Critical Layer Thickness in Exponentially Graded Heteroepitaxial Layers

Abstract

Exponentially graded semiconductor layers are of interest for use as buffers in heteroepitaxial devices because of their tapered dislocation density and strain profiles. Here we have calculated the critical layer thickness for the onset of lattice relaxation in exponentially graded In _x Ga_1−x As/GaAs (001) heteroepitaxial layers. Upwardly convex grading with \( x = x_{\infty } \left( {1 - {\rm e}^{ - \gamma /y} } \right) \) was considered, where y is the distance from the GaAs interface, γ is a grading length constant, and x _∞ is the limiting mole fraction of In. For these structures the critical layer thickness was determined by an energy-minimization approach and also by consideration of force balance on grown-in dislocations. The force balance calculations underestimate the critical layer thickness unless one accounts for the fact that the first misfit dislocations are introduced at a finite distance above the interface.
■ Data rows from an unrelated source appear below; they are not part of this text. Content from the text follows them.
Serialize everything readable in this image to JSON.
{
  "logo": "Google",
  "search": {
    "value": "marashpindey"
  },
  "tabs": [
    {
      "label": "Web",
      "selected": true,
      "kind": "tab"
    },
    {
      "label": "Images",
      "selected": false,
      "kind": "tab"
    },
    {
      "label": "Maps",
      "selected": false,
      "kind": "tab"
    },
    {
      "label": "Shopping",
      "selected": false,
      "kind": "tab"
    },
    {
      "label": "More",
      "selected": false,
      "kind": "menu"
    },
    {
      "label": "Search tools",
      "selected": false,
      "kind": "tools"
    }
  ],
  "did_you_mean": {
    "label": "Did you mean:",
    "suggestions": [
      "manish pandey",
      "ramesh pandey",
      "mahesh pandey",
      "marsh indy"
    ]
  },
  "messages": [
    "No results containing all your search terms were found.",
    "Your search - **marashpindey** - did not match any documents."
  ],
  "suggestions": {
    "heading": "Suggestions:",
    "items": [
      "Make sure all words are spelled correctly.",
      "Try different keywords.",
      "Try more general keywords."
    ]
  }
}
The critical layer thickness determined by energy minimization, or by a detailed force balance model, is approximately \( h_{\rm{c}} \approx <$> <$>0.243\;\mu {\hbox{m}}\left( {\gamma /1\;\mu {\hbox{m}}} \right)^{0.5} \left( {x_{\infty } /0.1} \right)^{ -0.54} . \) Although these results were developed for exponentially graded In _x Ga_1−x As/GaAs (001), they may be generalized to other material systems for application to the design of exponentially graded buffer layers in metamorphic device structures such as modulation-doped field-effect transistors and light-emitting diodes.